Profitability, Cash Generation, and Margin Trends
Credo’s financial model exhibits considerable operating leverage, translating strong top‑line growth into robust profitability. In Q4 FY2026, non‑GAAP gross margin stood at 68.3%, while non‑GAAP operating income reached $216.7 million. Free cash flow for the quarter was $177.5 million, and the company closed fiscal 2026 with $1.4 billion in cash, cash equivalents, and short‑term investments—a solid liquidity buffer that funds both organic growth and potential strategic acquisitions. However, margins are not expected to follow a perfectly linear trajectory. Non‑GAAP operating expenses were $81.7 million in the fiscal fourth quarter and are projected to rise to the $86‑$90 million range in the current quarter as the company invests in ramp‑up activities for newer optical products. The shift in product mix toward higher‑cost, higher‑margin optical solutions can also affect earnings cadence; management anticipates that FY2027 non‑GAAP gross margin will remain broadly consistent with FY2026, but quarterly results may exhibit more variability due to timing of product transitions and associated spending.

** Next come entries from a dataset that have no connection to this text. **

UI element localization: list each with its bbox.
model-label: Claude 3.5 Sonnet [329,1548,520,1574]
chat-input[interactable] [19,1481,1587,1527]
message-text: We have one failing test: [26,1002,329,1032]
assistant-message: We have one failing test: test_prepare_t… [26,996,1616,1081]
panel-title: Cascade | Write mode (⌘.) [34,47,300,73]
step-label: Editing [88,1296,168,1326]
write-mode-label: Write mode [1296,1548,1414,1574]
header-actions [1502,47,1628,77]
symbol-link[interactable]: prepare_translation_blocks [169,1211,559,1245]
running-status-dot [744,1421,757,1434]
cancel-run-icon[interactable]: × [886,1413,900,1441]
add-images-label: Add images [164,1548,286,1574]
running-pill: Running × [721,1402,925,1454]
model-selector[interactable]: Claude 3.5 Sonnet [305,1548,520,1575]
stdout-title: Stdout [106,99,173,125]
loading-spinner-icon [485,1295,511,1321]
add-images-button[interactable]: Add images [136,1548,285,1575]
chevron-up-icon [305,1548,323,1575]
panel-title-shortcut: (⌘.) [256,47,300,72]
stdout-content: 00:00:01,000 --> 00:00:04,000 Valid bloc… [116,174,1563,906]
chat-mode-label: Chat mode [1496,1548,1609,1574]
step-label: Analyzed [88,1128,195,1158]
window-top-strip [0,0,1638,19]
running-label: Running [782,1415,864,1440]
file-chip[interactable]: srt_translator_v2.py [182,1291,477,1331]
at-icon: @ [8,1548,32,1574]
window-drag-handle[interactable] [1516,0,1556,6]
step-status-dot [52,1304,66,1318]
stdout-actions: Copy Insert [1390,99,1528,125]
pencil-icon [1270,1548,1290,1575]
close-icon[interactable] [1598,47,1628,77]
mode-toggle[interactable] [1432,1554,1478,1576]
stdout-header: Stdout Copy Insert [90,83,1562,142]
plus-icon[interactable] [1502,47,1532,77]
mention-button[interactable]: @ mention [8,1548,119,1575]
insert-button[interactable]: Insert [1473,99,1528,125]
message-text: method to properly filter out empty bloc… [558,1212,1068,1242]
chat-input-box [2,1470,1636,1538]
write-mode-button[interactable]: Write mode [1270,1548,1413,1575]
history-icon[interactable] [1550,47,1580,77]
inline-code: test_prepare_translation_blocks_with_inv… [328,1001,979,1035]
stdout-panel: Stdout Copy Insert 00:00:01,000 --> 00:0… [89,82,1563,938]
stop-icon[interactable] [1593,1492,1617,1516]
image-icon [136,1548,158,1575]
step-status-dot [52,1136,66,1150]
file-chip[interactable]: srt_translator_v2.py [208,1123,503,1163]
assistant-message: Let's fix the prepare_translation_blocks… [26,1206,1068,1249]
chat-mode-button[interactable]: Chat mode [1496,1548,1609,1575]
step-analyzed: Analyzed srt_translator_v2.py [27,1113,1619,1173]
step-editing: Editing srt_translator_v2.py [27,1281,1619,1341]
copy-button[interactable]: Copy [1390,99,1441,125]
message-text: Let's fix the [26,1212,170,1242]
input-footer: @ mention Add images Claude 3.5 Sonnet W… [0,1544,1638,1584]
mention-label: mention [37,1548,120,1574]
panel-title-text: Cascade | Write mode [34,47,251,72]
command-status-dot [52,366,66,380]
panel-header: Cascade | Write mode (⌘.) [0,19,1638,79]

Execution Risks and the Path Forward for Investors
Investors must weigh several interrelated factors when assessing CRDO’s outlook. The company’s growth narrative now hinges on three critical elements: sustained customer ramps (particularly among hyperscale and neo‑cloud clients), successful execution of its optical expansion—including integration of DustPhotonics and attainment of the $600 million optical revenue target—and disciplined expense management amid rising R&D and SG&A costs. If these components align, CRDO’s platform approach could capture a larger share of the AI‑driven connectivity market, supporting continued top‑line expansion and attractive profitability.

From a valuation perspective, CRDO carries a Zacks Rank #1 (Strong Buy), reflecting favorable earnings estimate revision trends that often precede stock outperformance. The Style Scores reinforce this view: Momentum (A) and Growth (B) grades signal strong price momentum and earnings growth expectations, while the Value (F) grade indicates the stock is not cheap on traditional valuation metrics. Consequently, the investment case leans heavily on confidence in execution rather than a deep‑value bargain. For shareholders, the key question remains whether CRDO can translate its expanding product portfolio and cash‑rich balance sheet into steady, diversified revenue streams that mitigate customer‑concentration risks and deliver predictable profitability as the AI connectivity landscape evolves.